When we’d kiss she’d close her eyes and keep them closed, tight, and I’d look at her sometimes in the back seat of Ronny’s old Chevy going up the street with the bands of light moving across her face. And once when we were at the lake she took my hand and said Mike, do you ever just think about it? I asked what, and she said oh nothing, Mike, I guess I just mean about things.

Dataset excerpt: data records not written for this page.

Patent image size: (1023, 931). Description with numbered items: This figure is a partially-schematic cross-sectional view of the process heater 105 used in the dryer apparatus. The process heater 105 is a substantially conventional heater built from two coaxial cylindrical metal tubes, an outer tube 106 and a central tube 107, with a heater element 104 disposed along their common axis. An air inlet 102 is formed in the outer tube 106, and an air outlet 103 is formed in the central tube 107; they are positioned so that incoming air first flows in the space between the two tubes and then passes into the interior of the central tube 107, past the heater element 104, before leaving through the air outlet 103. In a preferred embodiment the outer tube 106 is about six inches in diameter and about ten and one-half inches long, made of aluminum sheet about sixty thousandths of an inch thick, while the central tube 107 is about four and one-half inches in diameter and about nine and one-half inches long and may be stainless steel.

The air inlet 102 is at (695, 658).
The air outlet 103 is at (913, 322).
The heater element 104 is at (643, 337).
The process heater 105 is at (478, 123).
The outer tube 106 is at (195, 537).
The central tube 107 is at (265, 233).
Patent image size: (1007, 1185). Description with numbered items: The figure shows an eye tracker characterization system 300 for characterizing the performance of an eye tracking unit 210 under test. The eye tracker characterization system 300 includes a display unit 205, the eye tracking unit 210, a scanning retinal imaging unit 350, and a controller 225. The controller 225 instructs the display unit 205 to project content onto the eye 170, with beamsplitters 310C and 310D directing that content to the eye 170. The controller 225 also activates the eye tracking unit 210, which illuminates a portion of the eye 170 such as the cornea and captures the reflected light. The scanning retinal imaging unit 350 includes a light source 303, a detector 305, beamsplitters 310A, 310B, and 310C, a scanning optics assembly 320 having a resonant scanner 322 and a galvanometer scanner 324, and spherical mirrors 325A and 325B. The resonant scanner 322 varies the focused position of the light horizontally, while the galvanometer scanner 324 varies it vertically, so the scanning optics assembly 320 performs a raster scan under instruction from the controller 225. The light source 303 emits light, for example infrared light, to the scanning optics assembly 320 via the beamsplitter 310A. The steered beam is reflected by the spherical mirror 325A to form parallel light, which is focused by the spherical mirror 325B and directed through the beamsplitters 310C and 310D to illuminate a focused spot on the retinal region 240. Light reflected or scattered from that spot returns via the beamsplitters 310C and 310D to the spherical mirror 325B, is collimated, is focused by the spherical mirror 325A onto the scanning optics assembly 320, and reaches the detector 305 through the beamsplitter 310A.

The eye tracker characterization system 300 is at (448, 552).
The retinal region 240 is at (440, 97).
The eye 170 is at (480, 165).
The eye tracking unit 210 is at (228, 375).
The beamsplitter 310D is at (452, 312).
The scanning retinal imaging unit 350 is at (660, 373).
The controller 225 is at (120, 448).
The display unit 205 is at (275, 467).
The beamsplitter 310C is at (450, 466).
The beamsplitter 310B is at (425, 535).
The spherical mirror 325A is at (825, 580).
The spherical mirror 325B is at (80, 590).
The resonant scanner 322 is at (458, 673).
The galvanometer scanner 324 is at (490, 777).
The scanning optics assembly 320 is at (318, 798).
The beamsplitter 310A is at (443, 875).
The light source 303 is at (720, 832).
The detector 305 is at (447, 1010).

The coaches hollered at me after that interception, like I was a damn rookie sophomore. They said I caught the ball and stood still. But they were wrong—as sure as I know my own name I know I ran. My body moved up and toward the ball, it struck my hands and then my numbers, I squeezed it and went for the goal line. I think about that sometimes when I’m hauling, and sometimes I pull over on Central Avenue and look at the red bricks and striped awnings. I think of Suzy and her father. I grip the truck’s wheel, my engine idling.
The Transplant
The forsythia yellowed the northern city’s spring, and Luke wanted to get drunk as he lay in bed and once again began to read Melissa’s letter. The smoke from his cigarette curled golden in the room. The coffee in the mug next to him grew cool. At the foot of the bed sprawled Peaches, the mongrel retriever, sleeping atop a pair of Janet’s dirty blue jeans. Janet was Luke’s wife. She’d left in her usual rush of open dresser drawers and dripping faucets—her hair dryer, still plugged in, perched precariously on the lip of the bathroom sink—a half hour before Peaches’s sharp barks at the mailman brought Luke out of his dream and to his feet, fumbling for his robe, wincing as he stepped on one of Janet’s barrettes hiding open in the bedroom carpet. When he finally stumbled to the apartment’s back door to let the dog into the tiny yard he smelled the warm promise of the changing season, and then he saw a jay light at the no-longer-frozen birdbath, and he heard the jay sing its name. Luke thought to put out seed for the jay and for the brown thrashers and the towhees that sometimes came to scratch and the two male cardinals that fought now and then near the clothesline, but then he remembered that this wasn’t Virginia, even though he was looking at a jay. This was—Then the forsythia’s bright gaze distracted him. He caught his breath. Wagging her tail, Peaches chased the jay away.